Carte de géolocalisation

jeudi 26 avril 2012

Sextant

Le ciel se dégage et me permet de faire une droite de hauteur avec le
sextant en mesurant la hauteur du soleil. Simple exercice pour me remettre
dans la maîtrise de cette technique ancestrale de la navigation. La panne
de l'antenne GPS active me fait réaliser à quel point on est dépendant de
ces technologies impossible à réparer. Toute dépendance en mer est à
bannir si c'est techniquement possible et si on veut se sentir réellement
libre. Le sextant est l'outil qui satisfait ce sentiment de liberté. Il
est précis et ne connaît pas de panne. Outre le sextant, il faut également
une montre à l'heure TU réglée à la seconde, les éphémérides, les tables
de Bataille (détermination de Z) et de Dieumegard (détermination de I),
une calculatrice (avec trigonométrie pour la méthode calculatoire) et le
tour est joué.
Vous me direz qu'il y a encore un maillon faible qui n'est pas à l'abri
d'une panne: La montre. A bord il y a 2 montres Casio, les modèles de base
dont une solaire (les plus fiables que je connaisse à un prix modique).
Elles dévient peu. Celle à pile prend une seconde par jour, la deuxième
solaire prend une seconde tous les 15 jours. Difficile de faire mieux pour
quelques dizaines d'euros. Et elles sont étanches… Indispensable en mer.
L'heure précise à été la quête des navigateurs des siècles passés.
Sans l'heure à bord on peut naviguer uniquement avec la latitude comme le
faisaient les grecs de l'antiquité (Ils sont allés jusqu'en Islande)! La
mesure de la hauteur du soleil au midi local et connaissant sa déclinaison
par les éphémérides on a directement la latitude.

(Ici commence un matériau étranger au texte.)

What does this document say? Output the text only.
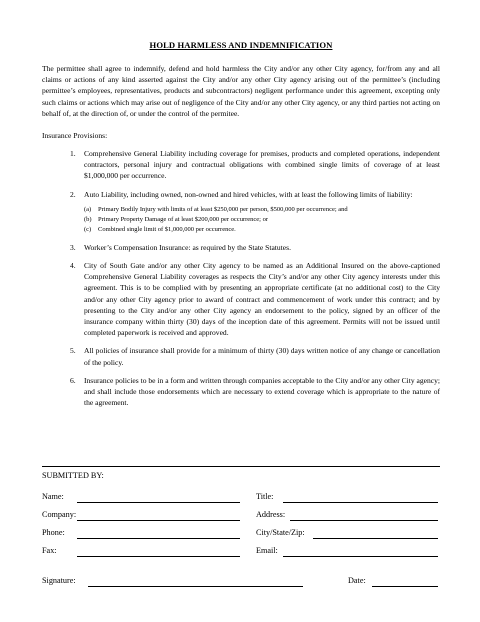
HOLD HARMLESS AND INDEMNIFICATION

The permittee shall agree to indemnify, defend and hold harmless the City and/or any other City agency, for/from any and all claims or actions of any kind asserted against the City and/or any other City agency arising out of the permittee’s (including permittee’s employees, representatives, products and subcontractors) negligent performance under this agreement, excepting only such claims or actions which may arise out of negligence of the City and/or any other City agency, or any third parties not acting on behalf of, at the direction of, or under the control of the permitee.

Insurance Provisions:

1. Comprehensive General Liability including coverage for premises, products and completed operations, independent contractors, personal injury and contractual obligations with combined single limits of coverage of at least $1,000,000 per occurrence.
2. Auto Liability, including owned, non-owned and hired vehicles, with at least the following limits of liability:
(a) Primary Bodily Injury with limits of at least $250,000 per person, $500,000 per occurrence; and
(b) Primary Property Damage of at least $200,000 per occurrence; or
(c) Combined single limit of $1,000,000 per occurrence.
3. Worker’s Compensation Insurance: as required by the State Statutes.
4. City of South Gate and/or any other City agency to be named as an Additional Insured on the above-captioned Comprehensive General Liability coverages as respects the City’s and/or any other City agency interests under this agreement. This is to be complied with by presenting an appropriate certificate (at no additional cost) to the City and/or any other City agency prior to award of contract and commencement of work under this contract; and by presenting to the City and/or any other City agency an endorsement to the policy, signed by an officer of the insurance company within thirty (30) days of the inception date of this agreement. Permits will not be issued until completed paperwork is received and approved.
5. All policies of insurance shall provide for a minimum of thirty (30) days written notice of any change or cancellation of the policy.
6. Insurance policies to be in a form and written through companies acceptable to the City and/or any other City agency; and shall include those endorsements which are necessary to extend coverage which is appropriate to the nature of the agreement.
SUBMITTED BY:
Name:	Title:
Company:	Address:
Phone:	City/State/Zip:
Fax:	Email:
Signature:	Date:
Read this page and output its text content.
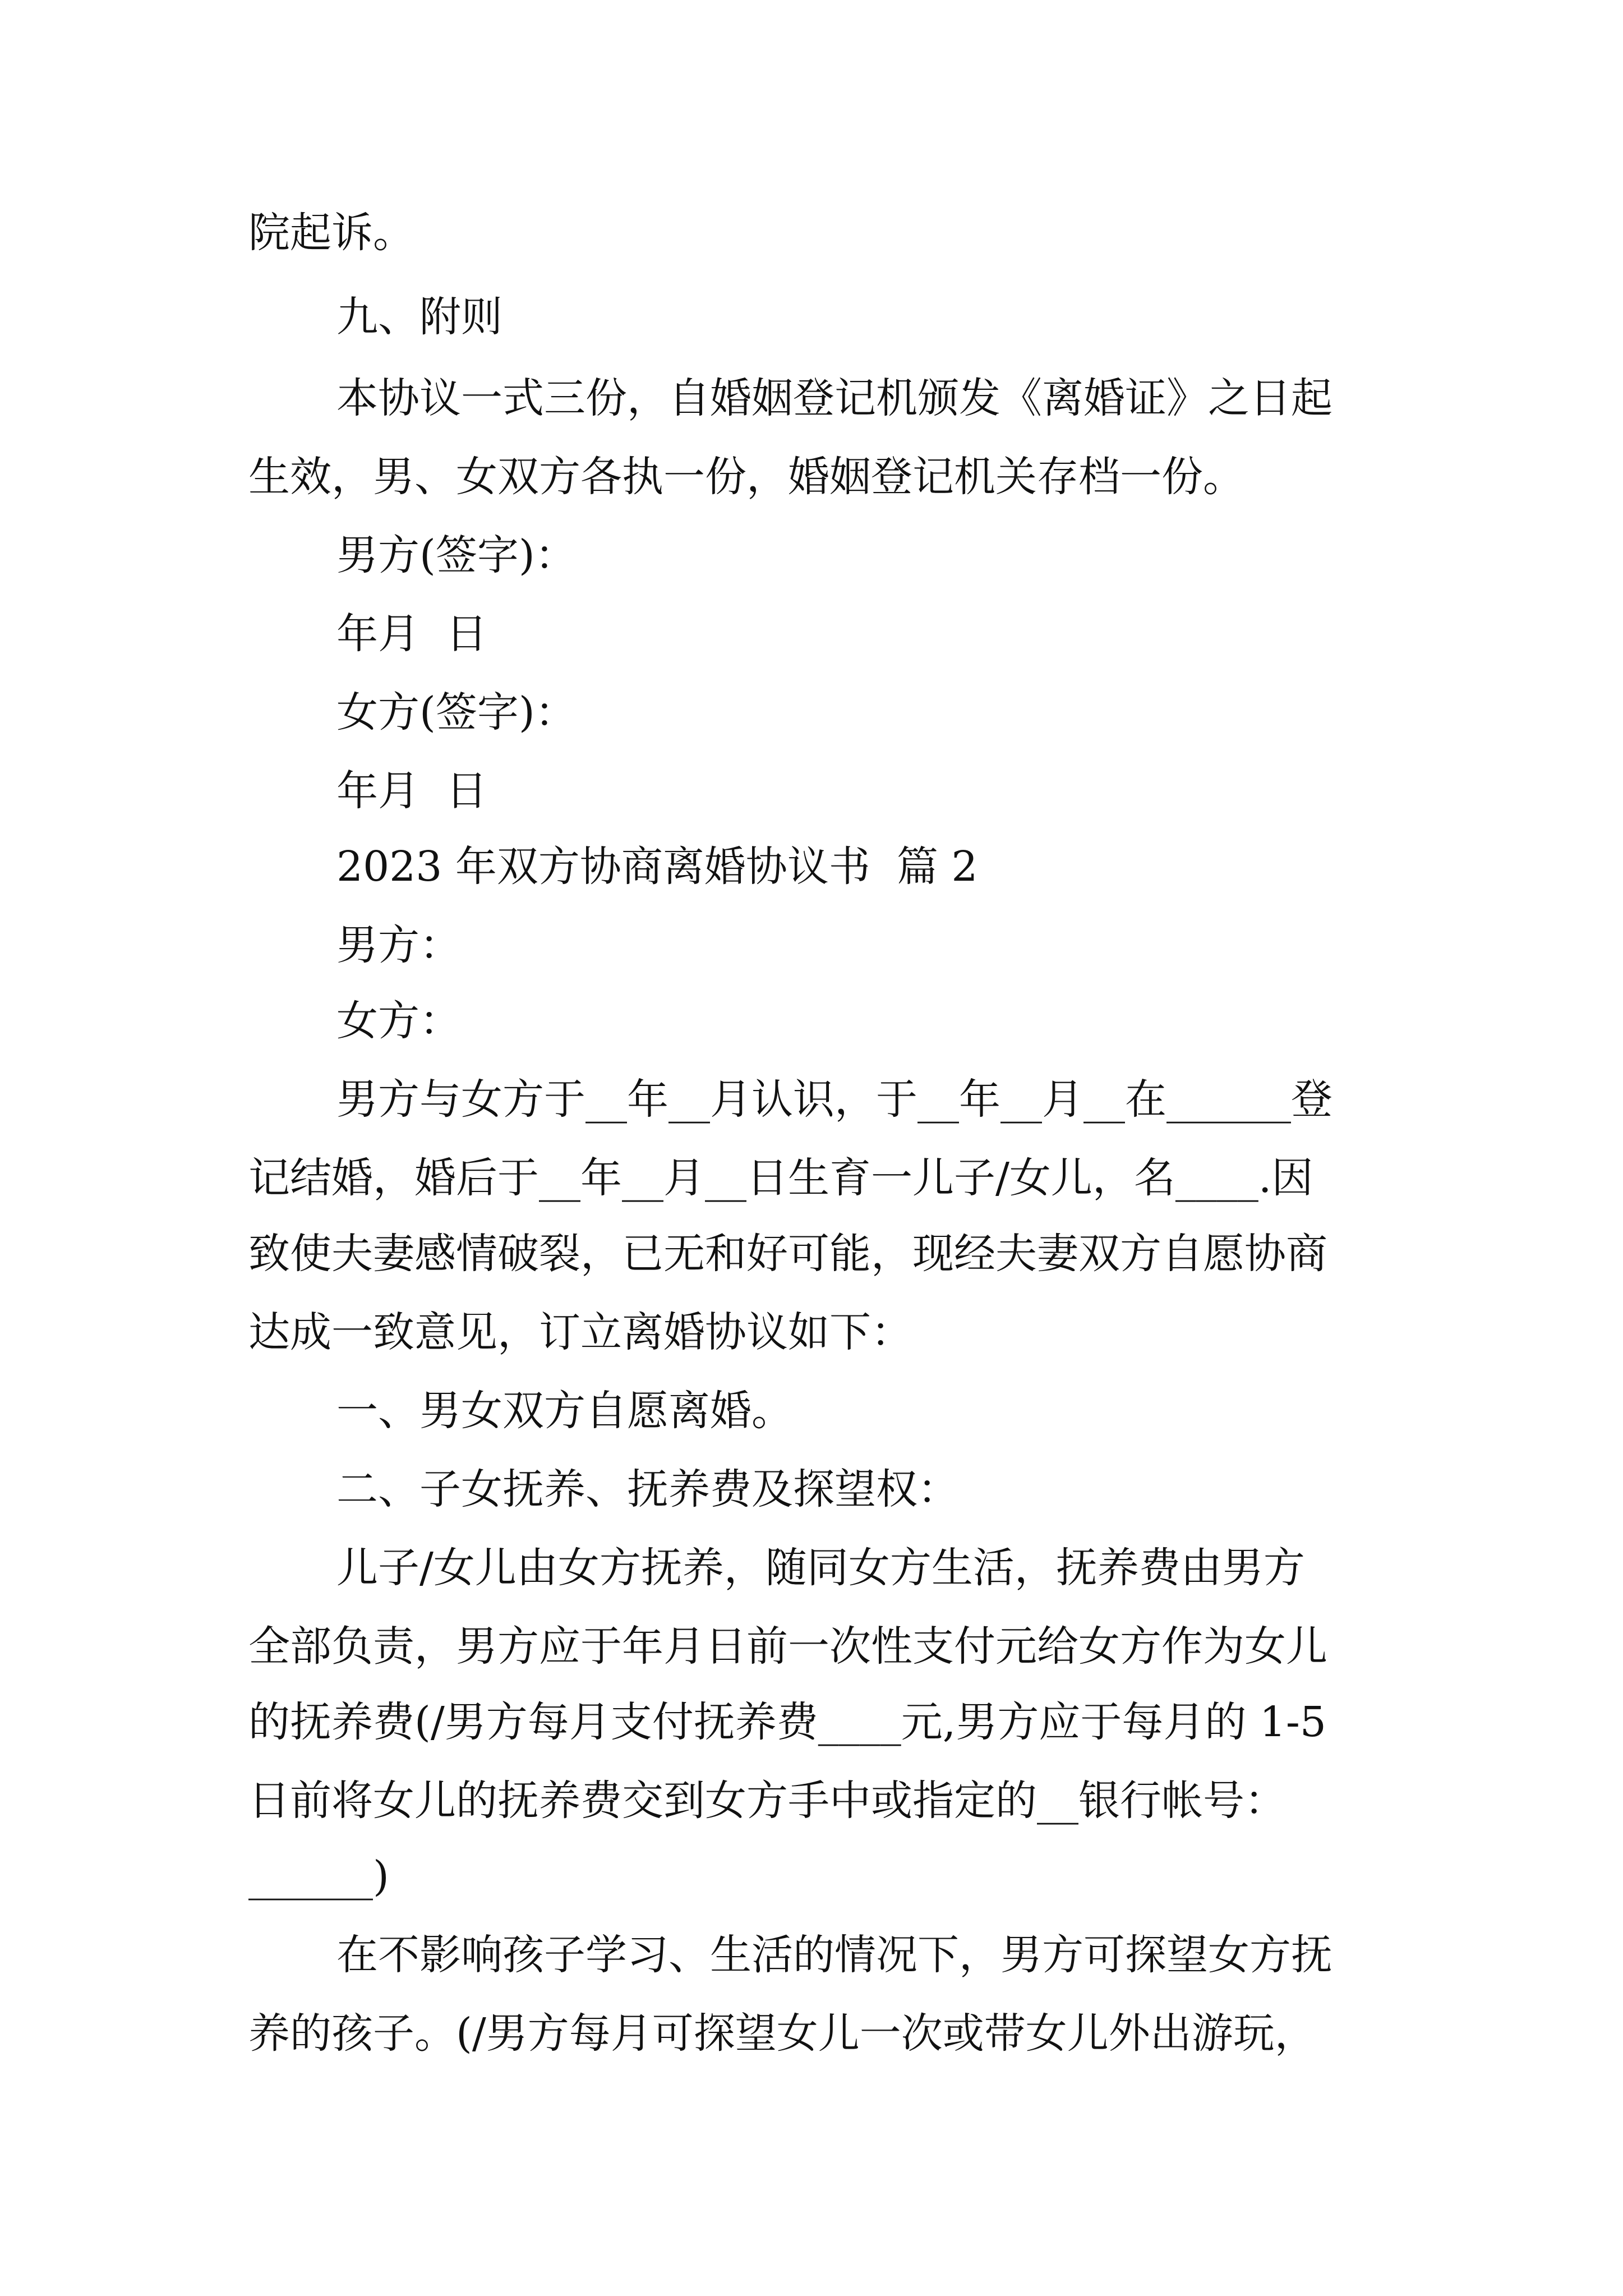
院起诉。
九、附则
本协议一式三份，自婚姻登记机颁发《离婚证》之日起
生效，男、女双方各执一份，婚姻登记机关存档一份。
男方(签字)：
年月  日
女方(签字)：
年月  日
2023 年双方协商离婚协议书  篇 2
男方：
女方：
男方与女方于__年__月认识，于__年__月__在______登
记结婚，婚后于__年__月__日生育一儿子/女儿，名____.因
致使夫妻感情破裂，已无和好可能，现经夫妻双方自愿协商
达成一致意见，订立离婚协议如下：
一、男女双方自愿离婚。
二、子女抚养、抚养费及探望权：
儿子/女儿由女方抚养，随同女方生活，抚养费由男方
全部负责，男方应于年月日前一次性支付元给女方作为女儿
的抚养费(/男方每月支付抚养费____元,男方应于每月的 1-5
日前将女儿的抚养费交到女方手中或指定的__银行帐号：
______)
在不影响孩子学习、生活的情况下，男方可探望女方抚
养的孩子。(/男方每月可探望女儿一次或带女儿外出游玩，
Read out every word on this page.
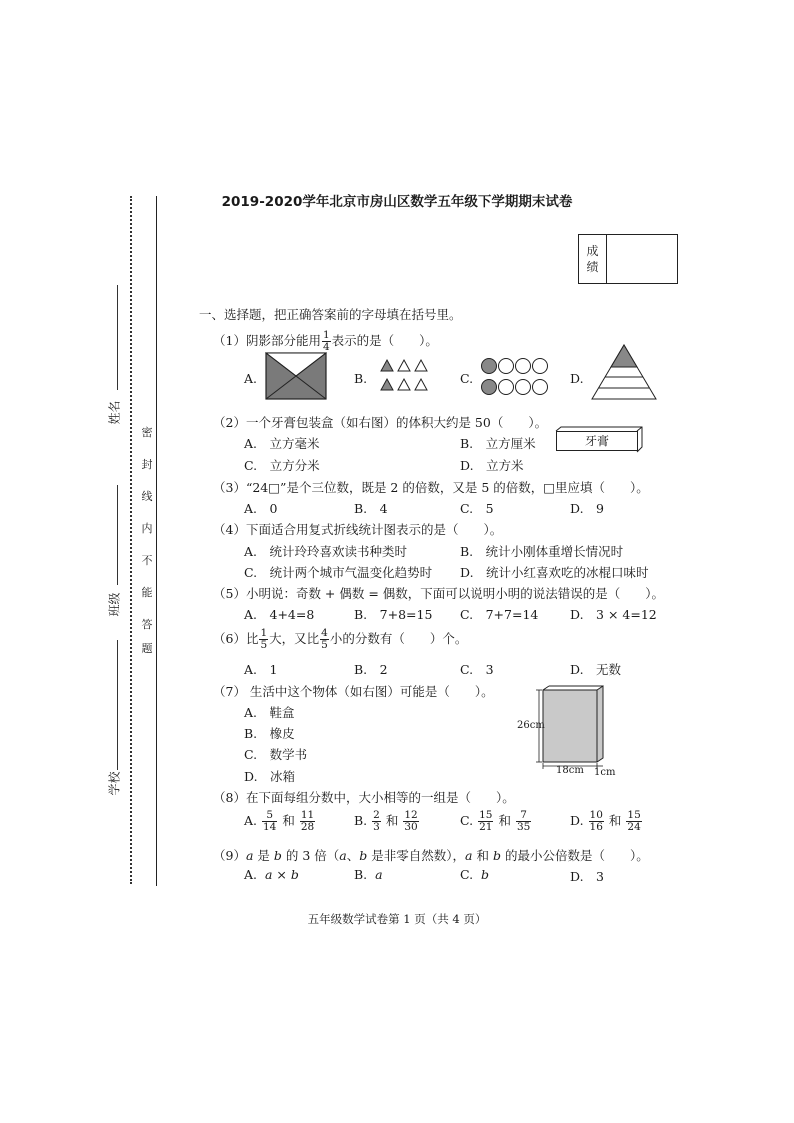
2019-2020学年北京市房山区数学五年级下学期期末试卷
成
绩
姓名
班级
学校
密
封
线
内
不
能
答
题
一、选择题，把正确答案前的字母填在括号里。
（1）阴影部分能用 $\frac{1}{4}$ 表示的是（　　）。
A.	B.	C.	D.
（2）一个牙膏包装盒（如右图）的体积大约是 50（　　）。
A.　立方毫米	B.　立方厘米
C.　立方分米	D.　立方米
牙膏
（3）“24□”是个三位数，既是 2 的倍数，又是 5 的倍数，□里应填（　　）。
A.　0	B.　4	C.　5	D.　9
（4）下面适合用复式折线统计图表示的是（　　）。
A.　统计玲玲喜欢读书种类时	B.　统计小刚体重增长情况时
C.　统计两个城市气温变化趋势时 D.　统计小红喜欢吃的冰棍口味时
（5）小明说：奇数 + 偶数 = 偶数，下面可以说明小明的说法错误的是（　　）。
A.　4+4=8	B.　7+8=15 C.　7+7=14	D.　3 × 4=12
（6）比 $\frac{1}{5}$ 大，又比 $\frac{4}{5}$ 小的分数有（　　）个。
A.　1	B.　2	C.　3	D.　无数
（7） 生活中这个物体（如右图）可能是（　　）。
A.　鞋盒
B.　橡皮
C.　数学书
D.　冰箱
26cm
18cm 1cm
（8）在下面每组分数中，大小相等的一组是（　　）。
A. $\frac{5}{14}$ 和 $\frac{11}{28}$	B. $\frac{2}{3}$ 和 $\frac{12}{30}$	C. $\frac{15}{21}$ 和 $\frac{7}{35}$	D. $\frac{10}{16}$ 和 $\frac{15}{24}$
（9）a 是 b 的 3 倍（a、b 是非零自然数），a 和 b 的最小公倍数是（　　）。
A. a × b	B. a	C. b	D.　3
五年级数学试卷第 1 页（共 4 页）
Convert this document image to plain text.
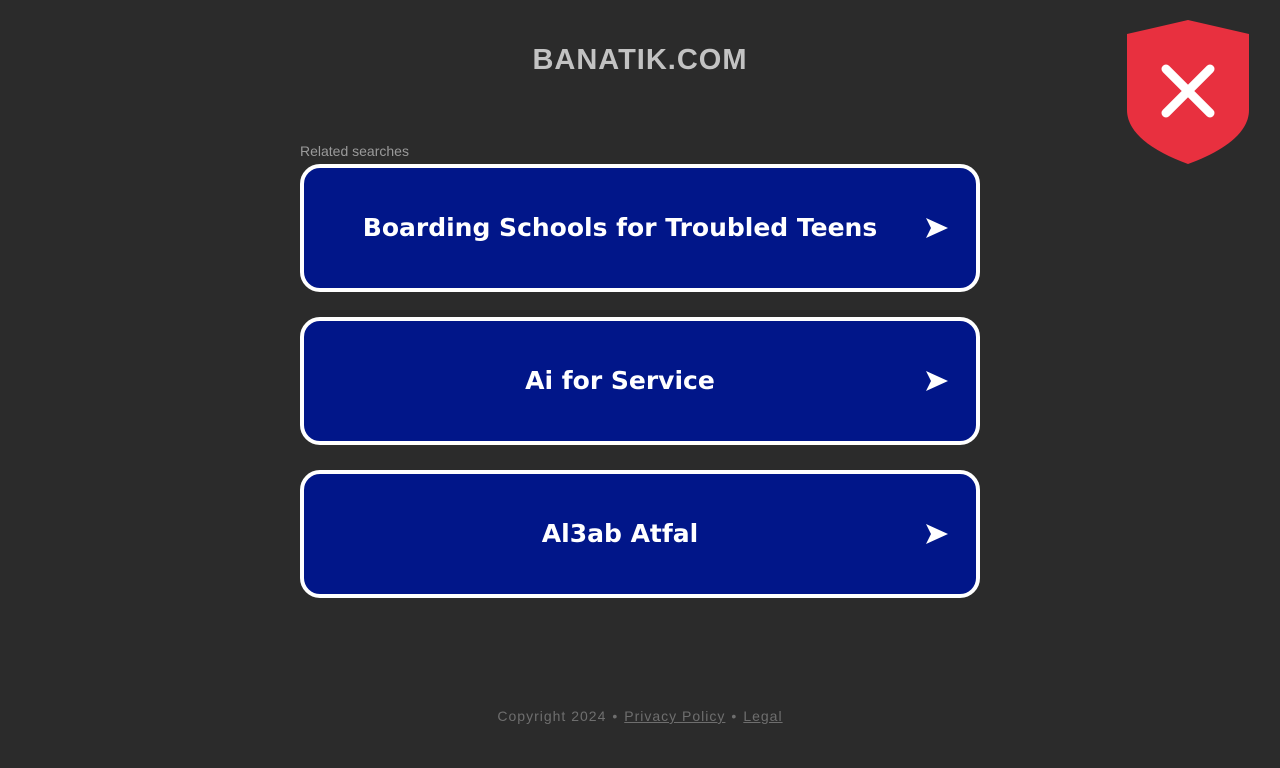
BANATIK.COM
Related searches
Boarding Schools for Troubled Teens
Ai for Service
Al3ab Atfal
Copyright 2024 • Privacy Policy • Legal
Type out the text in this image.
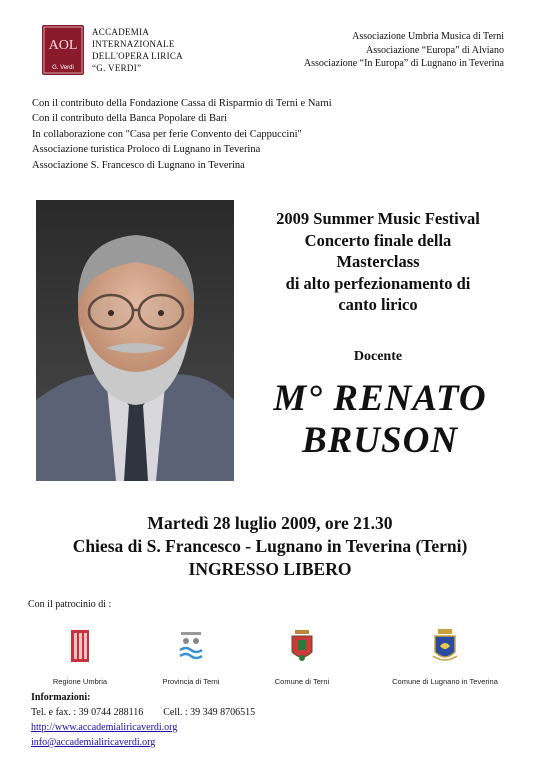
AOL
G. Verdi
ACCADEMIA
INTERNAZIONALE
DELL'OPERA LIRICA
“G. VERDI”
Associazione Umbria Musica di Terni
Associazione “Europa” di Alviano
Associazione “In Europa” di Lugnano in Teverina
Con il contributo della Fondazione Cassa di Risparmio di Terni e Narni
Con il contributo della Banca Popolare di Bari
In collaborazione con "Casa per ferie Convento dei Cappuccini"
Associazione turistica Proloco di Lugnano in Teverina
Associazione S. Francesco di Lugnano in Teverina
2009 Summer Music Festival
Concerto finale della
Masterclass
di alto perfezionamento di
canto lirico
Docente
M° RENATO
BRUSON
Martedì 28 luglio 2009, ore 21.30
Chiesa di S. Francesco - Lugnano in Teverina (Terni)
INGRESSO LIBERO
Con il patrocinio di :
Regione Umbria	Provincia di Terni	Comune di Terni	Comune di Lugnano in Teverina
Informazioni:
Tel. e fax. : 39 0744 288116        Cell. : 39 349 8706515
http://www.accademialiricaverdi.org
info@accademialiricaverdi.org
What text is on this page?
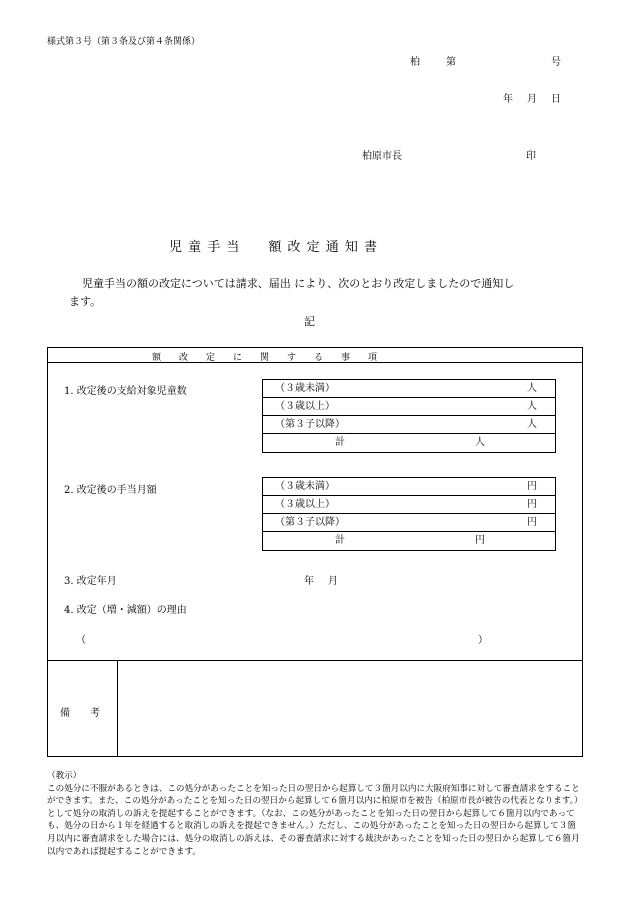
様式第３号（第３条及び第４条関係）
柏	第	号
年 月 日
柏原市長	印
児 童 手 当　　額 改 定 通 知 書
児童手当の額の改定については請求、届出 により、次のとおり改定しましたので通知し
ます。
記
額　　改　　定　　に　　関　　す　　る　　事　　項
1. 改定後の支給対象児童数	（３歳未満）	人
（３歳以上）	人
（第３子以降）	人
計	人
2. 改定後の手当月額	（３歳未満）	円
（３歳以上）	円
（第３子以降）	円
計	円
3. 改定年月	年 月
4. 改定（増・減額）の理由
（	）
備　　考
（教示）
この処分に不服があるときは、この処分があったことを知った日の翌日から起算して３箇月以内に大阪府知事に対して審査請求をすることができます。また、この処分があったことを知った日の翌日から起算して６箇月以内に柏原市を被告（柏原市長が被告の代表となります。）として処分の取消しの訴えを提起することができます。（なお、この処分があったことを知った日の翌日から起算して６箇月以内であっても、処分の日から１年を経過すると取消しの訴えを提起できません。）ただし、この処分があったことを知った日の翌日から起算して３箇月以内に審査請求をした場合には、処分の取消しの訴えは、その審査請求に対する裁決があったことを知った日の翌日から起算して６箇月以内であれば提起することができます。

Il est vrai que la navigation n'est plus la même avec le GPS. Vous avez
dans l'instant votre cap fond et votre vitesse fond, vous permettant
d'apprécier tout de suite le courant, alors qu'avec le sextant on n'aura
qu'un point par jour, au mieux, avec deux mesures, une le matin et une
l'après-midi. On transporte avec l'estime la droite de hauteur du matin
sur celle de l'après midi. L'intersection des droites de hauteur donne la
position.

Avant d'entreprendre une mesure, il faut vérifier la collimation – erreur
instrumentale - du sextant. Si le miroir est réglable on peut essayer de
la ramener à zéro en faisant coïncider l'horizon en visée directe et
l'horizon réfléchi – ou horizon artificiel - en prenant soin de bien
mettre à zéro le vernier.

Le principe de la mesure est de connaitre à un instant précis – donné par
l'heure de la mesure – la hauteur – ou l'angle avec l'horizontal – du
soleil. Comme le soleil n'est pas ponctuel comme une étoile, il faut
choisir comme référence de la mesure le bord inférieur ou supérieur. En
général on choisit le bord inférieur – sinon il faut enlever le diamètre
apparent du soleil pour ramener la lecture au bord inférieur. Attention :
Utilisez les filtres solaires ! Tous les sextants en sont équipés. Il y en
a 2 pour le soleil - placés avant le miroir - et deux pour l'horizon
-placés devant l'oculaire de visée.

La mesure prise ce matin – le 26/04/12 - est donnée par Hi (Hauteur
instrumentale) :
Hi= 42°42'
Heure TU précise de la mesure :
9h50mn00s
A la position estimée :
14°S/6°30'W

Demain je donnerai le détail du calcul qui détermine la droite de hauteur
- azimuth Az et intercept I - pour ces données. Si le ciel reste dégagé –
ça semble compromis – je pourrais faire une nouvelle droite de hauteur cet
après-midi et obtenir un point précis.